With the exponential growth of e-commerce market there has been a sudden spike in e-commerce frauds and cyber attacks. E-commerce sales reached almost $630+ billion in 2020. The higher revenues mean bigger losses due to fraud. According to a recent study a hacker group managed to steal over 1 million credit card data by breaking into over 500 e-commerce sites resulting in fraud losses of over 5 million USD.

In 2020, almost three-quarters of business cited fraud as growing concern and nearly two-thirds reported the same or higher level of fraudulent losses. Frauds are not limited to big e-commerce players but are worrisome for small business owners as well. Fraudsters are highly active during festive season, so it is important to keep an eye on suspicious orders.
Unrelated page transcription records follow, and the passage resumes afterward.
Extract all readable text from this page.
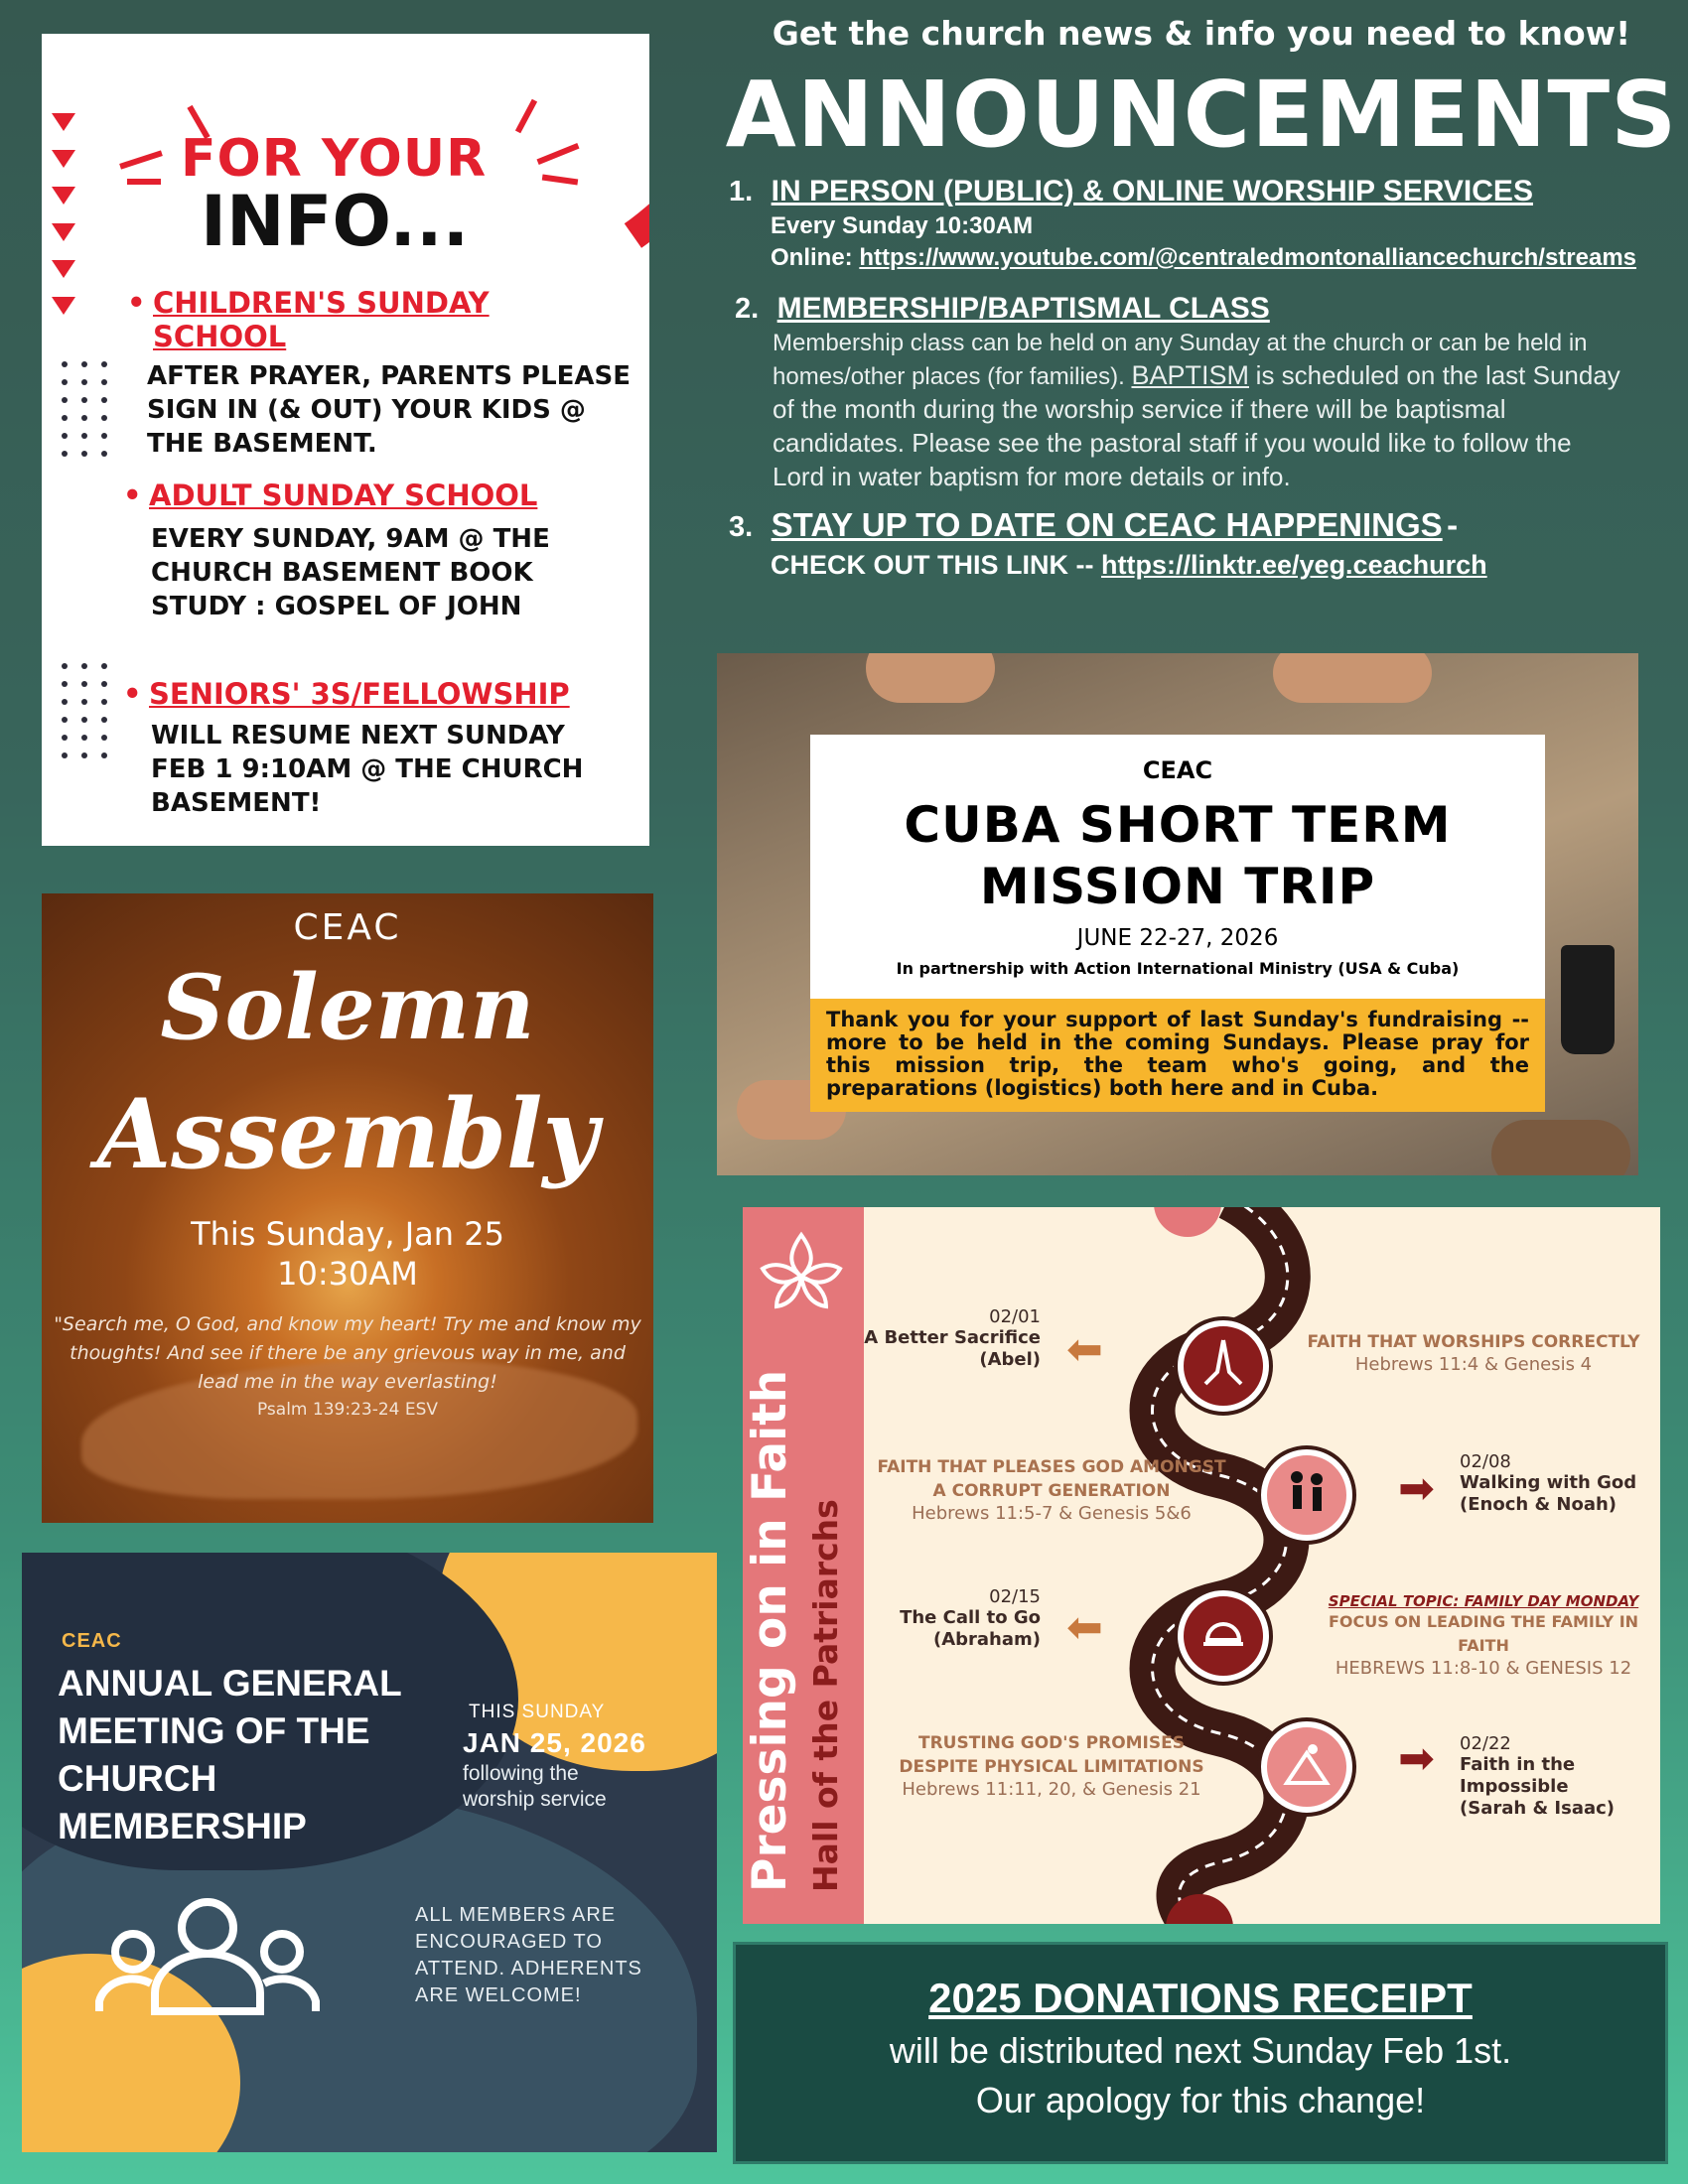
FOR YOUR
INFO...
• CHILDREN'S SUNDAY SCHOOL
AFTER PRAYER, PARENTS PLEASE SIGN IN (& OUT) YOUR KIDS @ THE BASEMENT.
• ADULT SUNDAY SCHOOL
EVERY SUNDAY, 9AM @ THE CHURCH BASEMENT BOOK STUDY : GOSPEL OF JOHN
• SENIORS' 3S/FELLOWSHIP
WILL RESUME NEXT SUNDAY FEB 1 9:10AM @ THE CHURCH BASEMENT!
Get the church news & info you need to know!
ANNOUNCEMENTS
1. IN PERSON (PUBLIC) & ONLINE WORSHIP SERVICES
Every Sunday 10:30AM
Online: https://www.youtube.com/@centraledmontonalliancechurch/streams
2. MEMBERSHIP/BAPTISMAL CLASS
Membership class can be held on any Sunday at the church or can be held in homes/other places (for families). BAPTISM is scheduled on the last Sunday of the month during the worship service if there will be baptismal candidates. Please see the pastoral staff if you would like to follow the Lord in water baptism for more details or info.
3. STAY UP TO DATE ON CEAC HAPPENINGS -
CHECK OUT THIS LINK -- https://linktr.ee/yeg.ceachurch
CEAC
CUBA SHORT TERM
MISSION TRIP
JUNE 22-27, 2026
In partnership with Action International Ministry (USA & Cuba)
Thank you for your support of last Sunday's fundraising -- more to be held in the coming Sundays. Please pray for this mission trip, the team who's going, and the preparations (logistics) both here and in Cuba.
CEAC
Solemn
Assembly
This Sunday, Jan 25
10:30AM
"Search me, O God, and know my heart! Try me and know my thoughts! And see if there be any grievous way in me, and lead me in the way everlasting!
Psalm 139:23-24 ESV
CEAC
ANNUAL GENERAL
MEETING OF THE
CHURCH
MEMBERSHIP
THIS SUNDAY
JAN 25, 2026
following the
worship service
ALL MEMBERS ARE
ENCOURAGED TO
ATTEND. ADHERENTS
ARE WELCOME!
Pressing on in Faith Hall of the Patriarchs
02/01
A Better Sacrifice
(Abel) ⬅	FAITH THAT WORSHIPS CORRECTLY
Hebrews 11:4 & Genesis 4
FAITH THAT PLEASES GOD AMONGST
A CORRUPT GENERATION
Hebrews 11:5-7 & Genesis 5&6
➡
02/08
Walking with God
(Enoch & Noah)
02/15
The Call to Go
(Abraham) ⬅
SPECIAL TOPIC: FAMILY DAY MONDAY
FOCUS ON LEADING THE FAMILY IN FAITH
HEBREWS 11:8-10 & GENESIS 12
TRUSTING GOD'S PROMISES
DESPITE PHYSICAL LIMITATIONS
Hebrews 11:11, 20, & Genesis 21
➡ 02/22
Faith in the Impossible
(Sarah & Isaac)
2025 DONATIONS RECEIPT
will be distributed next Sunday Feb 1st.
Our apology for this change!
Some of the most prevalent frauds are:

  1. The friendly fraud: This fraud has risen significantly in recent past. Unlike it’s name it’s not that friendly. It occurs when a customer purchases a product with their own card and claims to have never received the product or that they never made the charge. On receiving this claim, merchant is forced to refund/re-deliver product or face a chargeback.
  2. The clean fraud: This is most common of all the frauds. It occurs when a purchase is made with stolen card and identity. Fraudsters gain access to card details/personal account information of customers and use them to make fraudulent purchases. Clean fraud is the ultimate doppelgänger because it looks like a legitimate transaction with good shipping, billing, and IP addresses as well as complete and verified card data.
  3. The shipping fraud: This is closely related to clean fraud where in fraudsters manage to track and re-direct the shipment to different address. The legitimate customer never receives the products although merchant has shipped it.
  4. The Triangulation fraud: Triangulation refers to the case in which the fraudster creates a fake online storefront, selling goods at cheap prices. This storefront has the sole purpose of gathering credit card data. The fraudster then orders the goods at a real merchant and have them sent to the original customer. This forces customer to pay twice, one for cheaper product at storefront and another one actual price to the real merchant.

Implications of fraud
• Fraud often leads to chargebacks. A chargeback is a sum that must be returned by the merchant to the cardholder after a fraudulent transaction.
• Processing a chargeback includes operational costs such as transaction fees, legal fees, currency conversions etc.
• Another loss is the product sold to the fraudster – the merchant will not get the “sold” product back.
• If the merchant incurs many chargebacks the result can, at worst, be that he can’t find an acquirer to process his payments, as he is considered a high-risk customer.